En réponse à une tribune publiée dans «Libération» accusant le philosophe d’instrumentaliser la laïcité, plusieurs personnalités, d’Elisabeth Badinter à Michel Onfray, prennent sa défense.
Tribune publiée le 12 octobre in Libération « Nous apportons notre total soutien à Henri Pena-Ruiz »
Tribune. Le 4 octobre, la version en ligne du journal Libération publiait une tribune signée par un «collectif d’élus et d’acteurs associatifs», intitulée «Islamophobie à gauche: halte à l’aveuglement, au déni, à la complicité». Cette publication, qui appelle à faire de «l’islamophobie» un délit raciste, ne se contente pas de ressasser les thèmes du retournement victimaire chers à la mouvance dite «décoloniale» et à l’idiotie utile de l’islamisme meurtrier, elle ne se contente pas de donner une fois de plus les leçons de morale qui excusent l’inexcusable. Elle s’en prend expressément à la personne de Henri Pena-Ruiz (1). En «accroche» de cette publication la photo de Henri Pena-Ruiz, agrémentée en légende d’une citation tronquée, est une référence évidente à la campagne de dénigrement qui a suivi l’une de ses conférences, donnée à Toulouse le 23 août dernier.
Henri Pena-Ruiz y déclarait notamment: «L’universalisme laïque n’a rien à voir avec l’ethnocentrisme colonialiste ni avec le racisme, contrairement à ce que prétend la mouvance décoloniale. Rejeter une religion n’est pas raciste. Mais rejeter une personne ou un peuple du fait de sa religion est raciste. Le regretté Charb l’a dit clairement: le racisme antimusulman est un délit, mais pas le rejet de l’islam. On a le doit d’être islamophobe, athéophobe, catholicophobe, mais pas de rejeter une personne du fait de sa religion ou de son humanisme athée.» Voilà, ô horreur, le passage incriminé, ce qu’il n’aurait pas fallu dire! Une telle précision dans les concepts, un tel discernement dans leur usage, une telle justesse de propos, tenez-vous bien, ce serait du racisme, ce serait distiller de la haine anti-musulmans!

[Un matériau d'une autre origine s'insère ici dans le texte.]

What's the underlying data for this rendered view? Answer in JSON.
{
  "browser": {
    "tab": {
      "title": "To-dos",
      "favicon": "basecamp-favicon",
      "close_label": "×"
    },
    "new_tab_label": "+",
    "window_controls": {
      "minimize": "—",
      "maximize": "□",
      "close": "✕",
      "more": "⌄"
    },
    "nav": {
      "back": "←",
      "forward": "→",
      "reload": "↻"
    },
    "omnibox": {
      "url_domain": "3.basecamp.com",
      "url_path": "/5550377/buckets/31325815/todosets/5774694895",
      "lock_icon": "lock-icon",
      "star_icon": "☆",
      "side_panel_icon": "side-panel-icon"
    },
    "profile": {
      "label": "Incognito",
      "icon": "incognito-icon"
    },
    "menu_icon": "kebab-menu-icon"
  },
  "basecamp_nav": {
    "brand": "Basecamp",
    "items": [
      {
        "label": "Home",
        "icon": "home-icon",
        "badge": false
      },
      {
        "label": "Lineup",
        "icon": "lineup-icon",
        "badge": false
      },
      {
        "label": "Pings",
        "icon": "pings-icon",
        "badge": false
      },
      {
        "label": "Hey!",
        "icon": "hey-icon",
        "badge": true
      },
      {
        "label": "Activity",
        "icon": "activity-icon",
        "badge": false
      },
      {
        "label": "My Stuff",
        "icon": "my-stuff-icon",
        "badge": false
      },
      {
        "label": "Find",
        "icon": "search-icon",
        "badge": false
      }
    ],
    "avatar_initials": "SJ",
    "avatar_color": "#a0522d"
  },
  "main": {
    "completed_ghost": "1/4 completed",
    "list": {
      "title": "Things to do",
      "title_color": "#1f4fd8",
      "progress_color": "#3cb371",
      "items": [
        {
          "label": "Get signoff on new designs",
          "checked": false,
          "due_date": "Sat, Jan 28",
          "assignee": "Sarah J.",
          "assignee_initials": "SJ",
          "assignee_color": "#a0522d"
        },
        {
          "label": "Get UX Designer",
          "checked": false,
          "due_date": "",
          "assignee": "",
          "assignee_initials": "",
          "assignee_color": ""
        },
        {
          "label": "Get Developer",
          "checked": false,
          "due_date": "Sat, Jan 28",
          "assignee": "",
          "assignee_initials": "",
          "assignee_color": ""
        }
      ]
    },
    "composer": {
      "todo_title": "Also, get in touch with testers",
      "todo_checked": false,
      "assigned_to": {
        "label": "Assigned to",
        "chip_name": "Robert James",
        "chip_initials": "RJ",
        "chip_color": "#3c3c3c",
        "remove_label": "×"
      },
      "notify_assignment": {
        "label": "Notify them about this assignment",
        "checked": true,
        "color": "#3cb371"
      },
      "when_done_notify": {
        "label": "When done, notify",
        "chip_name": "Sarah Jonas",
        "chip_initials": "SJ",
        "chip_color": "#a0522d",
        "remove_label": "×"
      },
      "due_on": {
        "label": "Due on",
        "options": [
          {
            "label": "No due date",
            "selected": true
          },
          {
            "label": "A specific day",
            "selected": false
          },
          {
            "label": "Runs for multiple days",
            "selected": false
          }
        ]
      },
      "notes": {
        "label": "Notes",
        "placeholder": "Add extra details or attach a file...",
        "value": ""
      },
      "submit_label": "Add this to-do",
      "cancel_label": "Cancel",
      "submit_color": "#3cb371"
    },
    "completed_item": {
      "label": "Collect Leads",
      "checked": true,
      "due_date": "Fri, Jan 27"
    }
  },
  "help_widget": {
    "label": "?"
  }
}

On peine à comprendre, ou plutôt on ne comprend que trop bien: comme le dit Zineb El Rhazoui, qui sait de quoi elle parle, on sait parfaitement que l’accusation «d’islamophobie» n’a pas d’autre fonction que de faire taire tout discours critique qui aurait le malheur de prendre pour objet l’islam notamment en tant que doctrine politique. Eh bien répétons-le, oui on a le droit d’être islamophobe: même sous cette forme elliptique abusivement brandie, la formule, qui porte sur une religion, une doctrine, et non sur des personnes, ne choque que ceux qui ont déjà décidé de récuser la liberté de conscience et d’opinion qu’ils revendiquent pourtant, à juste titre, pour eux-mêmes. Le texte de la tribune en remet une couche: au cas où on n’aurait pas compris, le nom de Henri Pena-Ruiz y est repris.
En cautionnant les accusations indignes et les violents propos par lesquels certains militants s’en sont pris à Henri Pena-Ruiz, il invite, entre autres, à poursuivre et à accentuer la campagne publique de dénigrement calomnieux dont sa personne est l’objet. Pendant qu’on y est, pourquoi ne pas lui mettre directement une cible dans le dos? On se demande vraiment qui tient un «discours de haine». Le titre de la tribune égrène un crescendo alarmant («halte à l’aveuglement, au déni, à la complicité»): voilà qui mériterait d’être retourné aux signataires d’un texte qui donne l’exemple même des procédés qu’il prétend dénoncer. Avec un remarquable sens du moment opportun, la tribune est publiée le lendemain du massacre au couteau qui a eu lieu à la Préfecture de police de Paris. Cet événement tragique s’inscrit dans une série sanglante et il a fallu attendre de longues années pour que soit enfin posée publiquement et sans les circonlocutions habituelles la question de l’aveuglement, du déni et de la complicité dont le bras islamiste meurtrier bénéficie depuis si longtemps. Alors que, en 2015, on a vu un index coupable désigner aux tueurs la cible prétendue «islamophobe», aujourd’hui encore des accusateurs bienpensants osent plastronner et rabâcher les mêmes leçons de morale «progressiste».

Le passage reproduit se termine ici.